Cabang punya peranan penting dalam proses kontestasi di PB lantaran memiliki posisi sentral dalam tahapan prosedural pemilihan ketua umum pada Kongres. Selain mewakili suara penentu, cabang juga dilihat nilainya sebagai elite lokal yang dianggap sangat berpengaruh untuk mendapatkan hasil penentu menang atau kalah pada pertandingan nantinya di kongres.
Tentunya Cabang melalui ketua umum nya dinilai memiliki kekuatan mobilisasi untuk mendapat dukungan massa dari seluruh pengurusnya agar dapat mendukung ke salah satu calon kandidat tertentu.
Di mulai dari sanalah, masing-masing calon kandidat PB beserta timnya akan memulai menyiapkan papan catur nya sebelum memulai pertandingan.
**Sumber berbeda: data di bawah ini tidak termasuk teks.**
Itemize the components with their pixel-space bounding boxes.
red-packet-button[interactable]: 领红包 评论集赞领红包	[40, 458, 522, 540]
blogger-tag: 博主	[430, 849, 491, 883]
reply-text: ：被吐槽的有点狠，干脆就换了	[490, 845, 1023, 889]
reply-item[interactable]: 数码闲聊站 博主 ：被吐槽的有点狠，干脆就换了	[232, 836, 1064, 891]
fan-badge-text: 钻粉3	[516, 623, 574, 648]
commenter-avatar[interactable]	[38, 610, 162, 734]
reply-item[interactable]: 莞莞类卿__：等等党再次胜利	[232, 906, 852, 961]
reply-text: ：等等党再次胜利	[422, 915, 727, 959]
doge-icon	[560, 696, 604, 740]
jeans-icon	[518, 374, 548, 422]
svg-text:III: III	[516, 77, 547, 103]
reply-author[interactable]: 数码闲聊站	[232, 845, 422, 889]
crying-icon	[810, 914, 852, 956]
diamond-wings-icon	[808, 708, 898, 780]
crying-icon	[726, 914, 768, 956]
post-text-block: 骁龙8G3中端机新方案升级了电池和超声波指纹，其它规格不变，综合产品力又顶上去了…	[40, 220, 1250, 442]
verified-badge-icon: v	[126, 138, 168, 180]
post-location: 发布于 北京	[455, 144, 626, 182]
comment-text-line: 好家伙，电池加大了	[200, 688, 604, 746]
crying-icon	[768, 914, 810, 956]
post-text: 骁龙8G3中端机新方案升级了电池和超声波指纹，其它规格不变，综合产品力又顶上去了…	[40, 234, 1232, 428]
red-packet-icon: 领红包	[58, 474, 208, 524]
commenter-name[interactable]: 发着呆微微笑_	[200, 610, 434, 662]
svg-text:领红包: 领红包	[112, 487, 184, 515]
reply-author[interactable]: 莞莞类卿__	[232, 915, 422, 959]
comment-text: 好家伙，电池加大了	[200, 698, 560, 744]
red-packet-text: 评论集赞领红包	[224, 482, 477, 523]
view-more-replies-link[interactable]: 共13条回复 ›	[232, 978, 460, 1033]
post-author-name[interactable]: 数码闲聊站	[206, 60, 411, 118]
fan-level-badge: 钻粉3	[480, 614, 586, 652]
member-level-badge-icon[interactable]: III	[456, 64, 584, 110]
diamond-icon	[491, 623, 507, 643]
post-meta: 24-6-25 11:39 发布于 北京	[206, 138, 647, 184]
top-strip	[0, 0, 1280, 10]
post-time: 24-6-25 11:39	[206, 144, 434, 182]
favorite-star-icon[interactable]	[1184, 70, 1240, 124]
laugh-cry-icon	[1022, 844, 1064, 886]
Ibarat papan catur tim pemenangan, kandidat ketum PB diibaratkan sebagai penahkoda menjadi raja sedangkan menteri, gajah, kuda dan benteng adalah ibarat pasukan fighter nya.
Dilangkah awal sebelum permainan dimulai tentunya masing-masing tim sudah memiliki pasukan dengar formasinya masing-masing.
Tapi biasa nya untuk memulai langkah, masing-masing pasukan kandidat harus mempunyai stok pion yang cukup sebagai syarat awal (rekomendasi) agar kemudian nantinya ketika pertandingan akan dimulai papan catur sudah siap digunakan.
Disinilah anggapan semu mengenai ketua umum cabang sebagai penguasa masing-masing daerah mulai terguncang. Sebab ia akan dipaksa menjadi pion perpanjangan tangan para kandidat calon ketua umum PB mau tidak mau atau suka tidak suka.
Bagaimana pun, cara sudut pandang dari bawah ke atas dengan cara pandang dari atas ke bawah pastinya berbeda. Beginilah jika para kandidat calon ketua umum PB beserta seluruh jajarannya di PB hanya memandang cabang hanya sebagai pion-pion yang bertebaran di masing-masing daerah.
Untuk menjadikan cabang sebagai pion nya kandidat ketua umum PB, tentunya beragam tawaran diberikan. Termasuk memberikan rasa aman perpanjangan masa jabatan, akomodasi, menjanjikan memberi kesempatan pion supaya dapat sekolah agar bisa menjadi pasukan dipapan catur seperti gajah, kuda dan benteng nantinya dipercaturan PB dan beragam tawaran-tawaran lain nya juga.
Namun jika para ketua umum cabang tak mau menjadi pion. Maka tak segan cabang akan diberikan ujian seperti digoyang, dibenturkan, dipersulit, dan berbagai cara lainnya. Namun yang paling keji adalah turut serta nya mereka menyebarkan api konflik dicabang-cabang. Dalam hal ini cabang ibarat sebuah toples yg berisi semut hitam dan semut merah di dalam nya. Mereka akan hidup berdampingan dan bekerja sama untuk terus berjalan hidup. Namun ketika toples digoncangkan, disitulah mereka akan mulai saling menyerang. Karna berpikir semut merah menyerang mereka, begitupun sebalikanya dengan semut hitam.
Begitulah bayangan perumpamaan antara pengurus cabang dan pengurus komisariat yang terjadi. Hal yang lumrah dan sering terjadi ketika masa kongres akan diadakan, bahkan puncaknya adalah pengambil alihan kekuasaan dengan cara tradisional agar di cabang-cabang bisa menjadi pion mereka nanti nya.
Pada akhirnya inilah yang disebut sebagai relasi antar cabang-kekuasaan di PB yang kemudian melahirkan elit-elit yang menjadi “anak emas” disamping menciptakan pola hubungan yang terjebak dalam kekuasaan personalistik yang mereka bungkus dengan kata “silaturahmi”.